Key Features Implemented:

  • JWT Authentication: Magic-link token generation and validation. Tokens are stored in Lambda environment (retrieved via describe-function-config, not hardcoded), decoded and validated on every request. Role claims are stored in DynamoDB and retrieved dynamically, allowing revocation without redeploying.
  • Event Lifecycle: Departure and return timestamp functions hook into the frontend timing panel. Sunset time for San Diego is calculated dynamically (used to set realistic event windows for evening sails). Event creation requires a valid JWT and admin-level claim; individual roles (Captain, Crew, Guest) are managed separately with distinct permissions.
  • Checklist Management: The loadChecklist function fetches role-specific tasks from DynamoDB. Frontend listens for timing events (departure countdown, return window open) and auto-advances checklist state. This eliminated manual status updates and reduced pre-event coordination overhead.
  • Role Claims & Release: A multi-step flow allows crew to claim roles (Captain, First Officer, Deckhand, Steward, Chef), designate other crew to open roles, or release claimed roles. Each action is logged in DynamoDB with timestamp and actor identity. Roles can only be claimed if the event is not yet departed and the claimant has passed the waiver flow.
  • Waiver & Hold Logic: Guests and crew flow through a digital waiver page before being eligible for the sailing event. On-hold logic (for minors, high-risk individuals, or incomplete medical disclosures) prevents role claims until resolved. Waiver state is stored in DynamoDB and checked at claim time.

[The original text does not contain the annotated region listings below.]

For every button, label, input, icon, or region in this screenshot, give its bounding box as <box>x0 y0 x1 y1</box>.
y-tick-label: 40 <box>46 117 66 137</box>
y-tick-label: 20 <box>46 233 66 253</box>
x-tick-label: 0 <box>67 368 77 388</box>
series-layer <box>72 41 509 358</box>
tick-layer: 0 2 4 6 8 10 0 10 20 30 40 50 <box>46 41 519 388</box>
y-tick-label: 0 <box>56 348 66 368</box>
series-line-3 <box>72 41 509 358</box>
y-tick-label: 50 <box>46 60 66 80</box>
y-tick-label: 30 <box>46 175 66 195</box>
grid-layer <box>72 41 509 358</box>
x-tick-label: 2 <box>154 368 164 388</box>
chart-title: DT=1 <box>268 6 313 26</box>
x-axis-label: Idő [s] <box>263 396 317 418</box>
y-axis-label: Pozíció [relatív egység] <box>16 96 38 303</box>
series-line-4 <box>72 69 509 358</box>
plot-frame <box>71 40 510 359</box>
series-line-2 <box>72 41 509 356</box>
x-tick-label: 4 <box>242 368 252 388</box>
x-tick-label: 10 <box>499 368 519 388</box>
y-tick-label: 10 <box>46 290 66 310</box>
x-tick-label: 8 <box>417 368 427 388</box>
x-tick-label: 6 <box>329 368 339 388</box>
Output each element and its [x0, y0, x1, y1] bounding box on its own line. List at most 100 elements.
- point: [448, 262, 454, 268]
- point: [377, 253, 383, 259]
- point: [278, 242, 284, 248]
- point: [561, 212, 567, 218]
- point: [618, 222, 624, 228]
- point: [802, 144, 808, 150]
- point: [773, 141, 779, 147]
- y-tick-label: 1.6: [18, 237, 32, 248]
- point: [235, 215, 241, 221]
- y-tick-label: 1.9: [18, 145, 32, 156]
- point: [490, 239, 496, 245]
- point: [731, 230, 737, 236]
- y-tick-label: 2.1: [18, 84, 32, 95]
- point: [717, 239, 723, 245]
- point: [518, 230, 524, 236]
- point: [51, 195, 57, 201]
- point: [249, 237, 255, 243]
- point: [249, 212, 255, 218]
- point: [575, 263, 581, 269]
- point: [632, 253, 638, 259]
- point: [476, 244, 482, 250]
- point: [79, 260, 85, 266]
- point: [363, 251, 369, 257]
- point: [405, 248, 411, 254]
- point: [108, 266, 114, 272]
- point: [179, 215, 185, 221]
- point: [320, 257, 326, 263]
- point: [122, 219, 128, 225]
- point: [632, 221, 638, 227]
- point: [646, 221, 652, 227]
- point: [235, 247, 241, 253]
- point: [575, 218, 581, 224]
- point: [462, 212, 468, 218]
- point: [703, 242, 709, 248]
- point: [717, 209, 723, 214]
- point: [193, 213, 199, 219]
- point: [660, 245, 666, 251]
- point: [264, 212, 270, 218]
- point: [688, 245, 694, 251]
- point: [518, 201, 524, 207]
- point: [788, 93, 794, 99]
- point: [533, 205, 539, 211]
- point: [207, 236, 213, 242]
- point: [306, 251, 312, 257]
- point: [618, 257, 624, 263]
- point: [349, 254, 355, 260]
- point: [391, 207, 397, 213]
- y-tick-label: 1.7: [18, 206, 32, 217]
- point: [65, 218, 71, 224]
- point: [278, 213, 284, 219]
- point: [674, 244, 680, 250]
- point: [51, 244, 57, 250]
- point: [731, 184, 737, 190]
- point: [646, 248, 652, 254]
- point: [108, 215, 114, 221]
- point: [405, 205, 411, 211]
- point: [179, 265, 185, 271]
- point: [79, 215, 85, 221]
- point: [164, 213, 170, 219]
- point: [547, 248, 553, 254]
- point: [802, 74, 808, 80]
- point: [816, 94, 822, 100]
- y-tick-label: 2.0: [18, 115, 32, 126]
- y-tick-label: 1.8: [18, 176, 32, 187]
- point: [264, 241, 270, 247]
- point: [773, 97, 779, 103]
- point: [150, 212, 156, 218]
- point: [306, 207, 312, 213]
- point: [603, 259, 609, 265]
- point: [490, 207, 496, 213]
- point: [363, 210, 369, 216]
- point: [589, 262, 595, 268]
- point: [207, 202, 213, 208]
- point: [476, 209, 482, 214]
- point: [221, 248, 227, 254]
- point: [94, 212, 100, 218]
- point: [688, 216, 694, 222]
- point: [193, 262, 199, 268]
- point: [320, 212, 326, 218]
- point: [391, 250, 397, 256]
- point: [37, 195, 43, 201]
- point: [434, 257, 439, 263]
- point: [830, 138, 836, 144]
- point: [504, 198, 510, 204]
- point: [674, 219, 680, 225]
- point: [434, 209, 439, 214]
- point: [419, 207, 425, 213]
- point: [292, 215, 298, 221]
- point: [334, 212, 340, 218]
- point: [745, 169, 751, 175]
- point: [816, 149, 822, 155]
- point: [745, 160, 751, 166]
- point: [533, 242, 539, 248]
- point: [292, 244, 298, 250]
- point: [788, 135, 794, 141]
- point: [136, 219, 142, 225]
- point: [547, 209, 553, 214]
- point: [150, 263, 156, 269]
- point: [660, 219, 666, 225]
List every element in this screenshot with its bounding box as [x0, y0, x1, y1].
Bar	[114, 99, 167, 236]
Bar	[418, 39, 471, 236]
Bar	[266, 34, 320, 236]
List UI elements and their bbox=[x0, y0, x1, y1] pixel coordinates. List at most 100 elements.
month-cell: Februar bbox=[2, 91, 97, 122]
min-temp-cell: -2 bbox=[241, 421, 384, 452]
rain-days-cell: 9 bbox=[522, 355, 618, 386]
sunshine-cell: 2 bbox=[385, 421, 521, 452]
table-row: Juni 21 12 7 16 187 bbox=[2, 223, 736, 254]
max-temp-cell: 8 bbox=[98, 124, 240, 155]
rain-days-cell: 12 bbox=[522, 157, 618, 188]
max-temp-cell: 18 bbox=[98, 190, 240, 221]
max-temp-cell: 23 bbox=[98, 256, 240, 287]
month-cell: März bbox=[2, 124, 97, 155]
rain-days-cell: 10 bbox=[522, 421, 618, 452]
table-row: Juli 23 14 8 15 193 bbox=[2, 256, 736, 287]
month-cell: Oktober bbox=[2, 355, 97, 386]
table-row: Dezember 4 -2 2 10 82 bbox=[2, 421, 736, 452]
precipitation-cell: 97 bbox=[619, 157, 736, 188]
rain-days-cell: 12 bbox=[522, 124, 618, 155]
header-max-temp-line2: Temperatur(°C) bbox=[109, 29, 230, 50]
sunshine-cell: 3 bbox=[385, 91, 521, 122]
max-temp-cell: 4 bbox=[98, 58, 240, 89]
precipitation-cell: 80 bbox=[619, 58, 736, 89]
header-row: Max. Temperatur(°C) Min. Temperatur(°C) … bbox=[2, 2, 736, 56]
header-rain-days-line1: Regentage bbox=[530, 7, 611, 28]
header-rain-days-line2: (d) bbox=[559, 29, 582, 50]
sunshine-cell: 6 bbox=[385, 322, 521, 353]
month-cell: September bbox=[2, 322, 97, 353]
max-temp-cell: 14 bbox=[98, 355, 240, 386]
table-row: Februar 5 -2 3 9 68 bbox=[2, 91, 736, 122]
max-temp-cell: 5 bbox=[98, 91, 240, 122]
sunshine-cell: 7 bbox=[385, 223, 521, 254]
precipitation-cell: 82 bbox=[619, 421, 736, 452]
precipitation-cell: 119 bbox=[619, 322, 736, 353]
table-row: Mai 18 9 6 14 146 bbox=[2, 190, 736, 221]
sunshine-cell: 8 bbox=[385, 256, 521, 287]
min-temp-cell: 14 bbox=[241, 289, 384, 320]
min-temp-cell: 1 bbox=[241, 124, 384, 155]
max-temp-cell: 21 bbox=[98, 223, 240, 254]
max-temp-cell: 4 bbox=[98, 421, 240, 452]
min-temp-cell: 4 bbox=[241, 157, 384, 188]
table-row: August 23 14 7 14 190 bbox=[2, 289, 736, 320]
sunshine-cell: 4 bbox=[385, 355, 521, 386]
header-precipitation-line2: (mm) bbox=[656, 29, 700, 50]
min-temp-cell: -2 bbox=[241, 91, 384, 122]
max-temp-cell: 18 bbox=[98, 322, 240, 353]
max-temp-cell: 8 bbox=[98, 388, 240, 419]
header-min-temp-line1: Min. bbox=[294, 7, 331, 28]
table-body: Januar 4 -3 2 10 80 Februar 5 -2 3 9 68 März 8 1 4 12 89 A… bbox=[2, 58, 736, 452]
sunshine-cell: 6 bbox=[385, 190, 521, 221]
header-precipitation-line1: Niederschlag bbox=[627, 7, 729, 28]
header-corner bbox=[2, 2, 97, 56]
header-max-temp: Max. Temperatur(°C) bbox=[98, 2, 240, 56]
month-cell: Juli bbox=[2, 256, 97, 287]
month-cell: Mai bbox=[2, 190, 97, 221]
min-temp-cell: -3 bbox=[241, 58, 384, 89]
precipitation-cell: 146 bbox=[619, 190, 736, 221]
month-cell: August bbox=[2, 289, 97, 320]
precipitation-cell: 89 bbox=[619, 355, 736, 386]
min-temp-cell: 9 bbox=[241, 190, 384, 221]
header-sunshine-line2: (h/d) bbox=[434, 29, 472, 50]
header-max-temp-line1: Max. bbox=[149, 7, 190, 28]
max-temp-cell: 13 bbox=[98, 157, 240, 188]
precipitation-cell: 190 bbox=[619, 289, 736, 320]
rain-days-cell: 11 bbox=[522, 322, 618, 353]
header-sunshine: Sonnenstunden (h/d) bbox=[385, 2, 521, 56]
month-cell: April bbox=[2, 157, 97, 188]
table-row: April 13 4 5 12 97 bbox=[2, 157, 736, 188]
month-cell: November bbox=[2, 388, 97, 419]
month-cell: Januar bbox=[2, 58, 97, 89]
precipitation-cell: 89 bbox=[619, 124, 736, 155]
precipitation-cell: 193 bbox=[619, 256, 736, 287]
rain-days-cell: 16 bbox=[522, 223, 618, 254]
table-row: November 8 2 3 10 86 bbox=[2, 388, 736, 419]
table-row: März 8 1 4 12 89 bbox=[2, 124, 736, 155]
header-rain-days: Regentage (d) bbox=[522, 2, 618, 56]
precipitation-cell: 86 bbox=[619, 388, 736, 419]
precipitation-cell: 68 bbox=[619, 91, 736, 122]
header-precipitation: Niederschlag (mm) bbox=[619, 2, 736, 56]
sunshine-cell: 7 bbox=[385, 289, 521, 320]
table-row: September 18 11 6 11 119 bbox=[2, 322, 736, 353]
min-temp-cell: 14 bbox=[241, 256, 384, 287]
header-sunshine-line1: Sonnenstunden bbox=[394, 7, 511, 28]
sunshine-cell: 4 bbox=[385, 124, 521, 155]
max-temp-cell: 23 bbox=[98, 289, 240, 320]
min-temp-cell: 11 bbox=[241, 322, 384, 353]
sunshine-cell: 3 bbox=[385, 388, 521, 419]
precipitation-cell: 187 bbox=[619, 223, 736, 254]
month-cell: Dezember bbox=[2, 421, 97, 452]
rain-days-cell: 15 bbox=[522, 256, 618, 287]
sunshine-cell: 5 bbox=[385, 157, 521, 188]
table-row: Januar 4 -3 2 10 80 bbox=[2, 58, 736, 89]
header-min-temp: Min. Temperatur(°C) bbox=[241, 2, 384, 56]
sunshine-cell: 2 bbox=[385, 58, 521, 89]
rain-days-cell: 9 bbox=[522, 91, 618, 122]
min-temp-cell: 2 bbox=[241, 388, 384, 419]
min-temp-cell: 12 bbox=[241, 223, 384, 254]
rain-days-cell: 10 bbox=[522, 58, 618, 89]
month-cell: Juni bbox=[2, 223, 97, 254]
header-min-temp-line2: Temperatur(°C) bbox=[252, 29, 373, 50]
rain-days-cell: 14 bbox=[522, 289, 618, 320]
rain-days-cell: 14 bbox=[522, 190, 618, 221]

Infrastructure & Deployment Strategy

Lambda Deployment: The function was deployed to AWS Lambda with multiple syntax checks and dry-runs before each push. Environment variables (JWT_SECRET, DynamoDB table names, SES sender addresses) were pre-configured in Lambda's function configuration, not in code. This allows rotation of secrets without redeploying the function.

Frontend Deployment: The index.html frontend is deployed to an S3 bucket (specific bucket name withheld for security) with CloudFront distribution ID (withheld) as the edge cache. After each deployment, a CloudFront invalidation is issued on /* to ensure users receive the latest version immediately rather than waiting for the TTL.

DynamoDB Schema: Events, checklists, roles, and waivers are stored in DynamoDB tables with event_id as partition key. Timestamps are stored as Unix epoch integers for easy comparison and sorting. Role claims include actor email, timestamp, and role type, enabling audit trails and dispute resolution.

Testing Strategy: A test event was created with admin token and full crew assigned. Magic links were generated for two test users (CB and Sergio) and sent via SES.